I spent time with 2 of the people I love most in the world – my parents. (I know I am beyond lucky in that I actually like my parents, despite our, well, radically different beliefs, political leanings, etc.) I sat on the beach. I read 5+ books. I stared at the ocean. I dozed off under the umbrella. I walked on the beach, and ran on the beach, and watched the sunrise from somewhere other than my office chair. I was overwhelmed at times, yes, because a group of 15 other people is overwhelming to someone who lives alone 99% of the time. 

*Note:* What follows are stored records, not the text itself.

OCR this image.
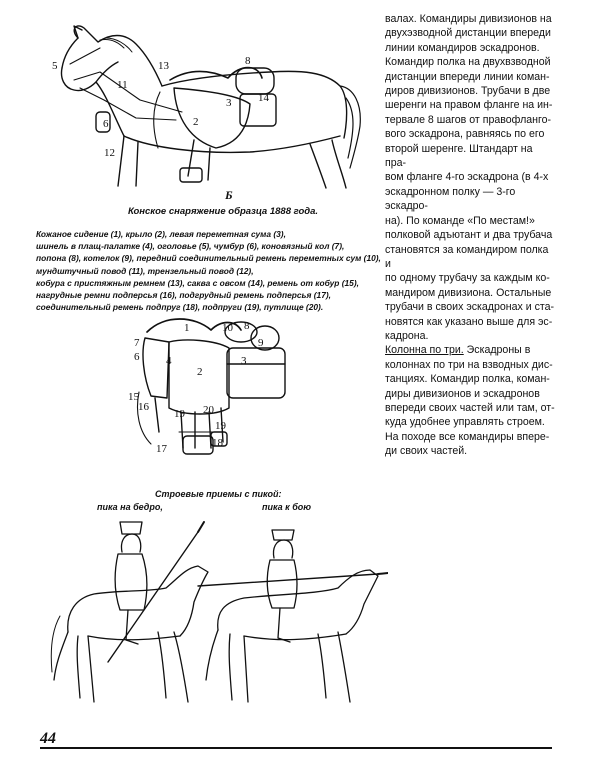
5
11
13	8
3 14
2
6
12
Б
Конское снаряжение образца 1888 года.
Кожаное сидение (1), крыло (2), левая переметная сума (3),
шинель в плащ-палатке (4), оголовье (5), чумбур (6), коновязный кол (7),
попона (8), котелок (9), передний соединительный ремень переметных сум (10),
мундштучный повод (11), трензельный повод (12),
кобура с пристяжным ремнем (13), саква с овсом (14), ремень от кобур (15),
нагрудные ремни подперсья (16), подгрудный ремень подперсья (17),
соединительный ремень подпруг (18), подпруги (19), путлище (20).
7
1	10 8
4
9
6	3
2
15
16
19 20
19
17	18

валах. Командиры дивизионов на

двухэзводной дистанции впереди

линии командиров эскадронов.

Командир полка на двухвзводной

дистанции впереди линии коман-

диров дивизионов. Трубачи в две

шеренги на правом фланге на ин-

тервале 8 шагов от правофланго-

вого эскадрона, равняясь по его

второй шеренге. Штандарт на пра-

вом фланге 4-го эскадрона (в 4-х

эскадронном полку — 3-го эскадро-

на). По команде «По местам!»

полковой адъютант и два трубача

становятся за командиром полка и

по одному трубачу за каждым ко-

мандиром дивизиона. Остальные

трубачи в своих эскадронах и ста-

новятся как указано выше для эс-

кадрона.

Колонна по три. Эскадроны в

колоннах по три на взводных дис-

танциях. Командир полка, коман-

диры дивизионов и эскадронов

впереди своих частей или там, от-

куда удобнее управлять строем.

На походе все командиры впере-

ди своих частей.

Строевые приемы с пикой:
пика на бедро,	пика к бою
44
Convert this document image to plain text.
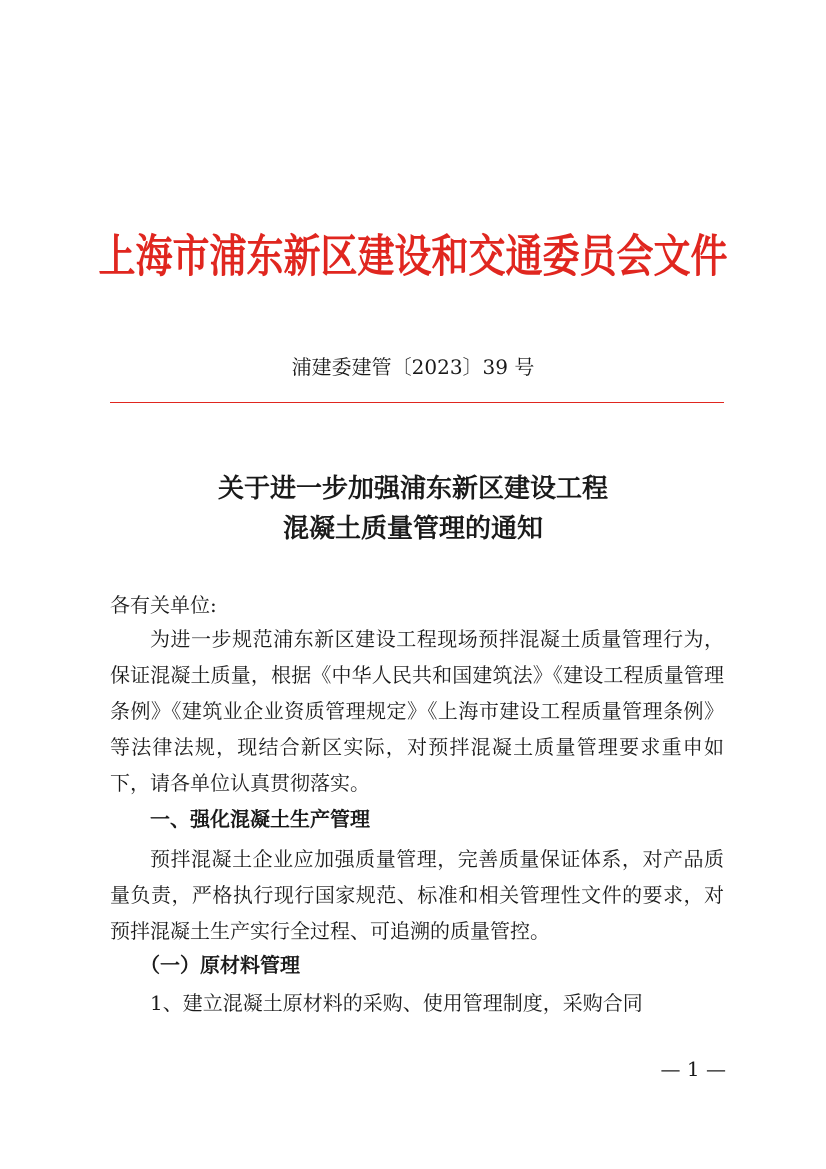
上海市浦东新区建设和交通委员会文件
浦建委建管〔2023〕39 号
关于进一步加强浦东新区建设工程
混凝土质量管理的通知
各有关单位:

为进一步规范浦东新区建设工程现场预拌混凝土质量管理行为，保证混凝土质量，根据《中华人民共和国建筑法》《建设工程质量管理条例》《建筑业企业资质管理规定》《上海市建设工程质量管理条例》等法律法规，现结合新区实际，对预拌混凝土质量管理要求重申如下，请各单位认真贯彻落实。

一、强化混凝土生产管理

预拌混凝土企业应加强质量管理，完善质量保证体系，对产品质量负责，严格执行现行国家规范、标准和相关管理性文件的要求，对预拌混凝土生产实行全过程、可追溯的质量管控。

（一）原材料管理

1、建立混凝土原材料的采购、使用管理制度，采购合同

— 1 —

They were the most welcoming, loving group. They let me participate and engage as much as I wanted. They never pressured me to join in, they never questioned my choices or told me what to do. They welcomed my (minimal) help in the kitchen (I mostly loaded the dishwashers… my great contribution to our week…)
It was something I needed so desperately. And something that I need to build into my life with some regularity. 
It’s also become clear to me that what feeds my soul is not what feeds my spouse’s soul. And that’s okay. He goes to outdoor concerts (seriously, kill. me. now.), he spends time drinking and hanging out with his friends. He doesn’t really read. He does walk and bike, but I like to hike and spend time in nature if I’m not working out at the gym. 
So now I know. And I have realized that building in this downtime may be essential to me actually doing something with my life and my career. 
I know. 
It’s kind of a big “duh” moment for me. Lots of people have told me this over the years – that time away is essential for a fresh perspective and actually moving my work forward. But I chose not to listen. I chose not to do what they suggested. 
Sometimes you need to be smacked between the eyes with something for the, oh, 100th time for it to sink in. Particularly if you are a bit, well, stubborn, like I am. (OK, maybe more than a bit.) 
So now I know. Scheduling time for myself – with or without others – at regular intervals throughout the year. Whether it’s local (I really want to go glamping!) or a road trip (Colorado is on my list) or just a long weekend at home (harder for me to disconnect, though).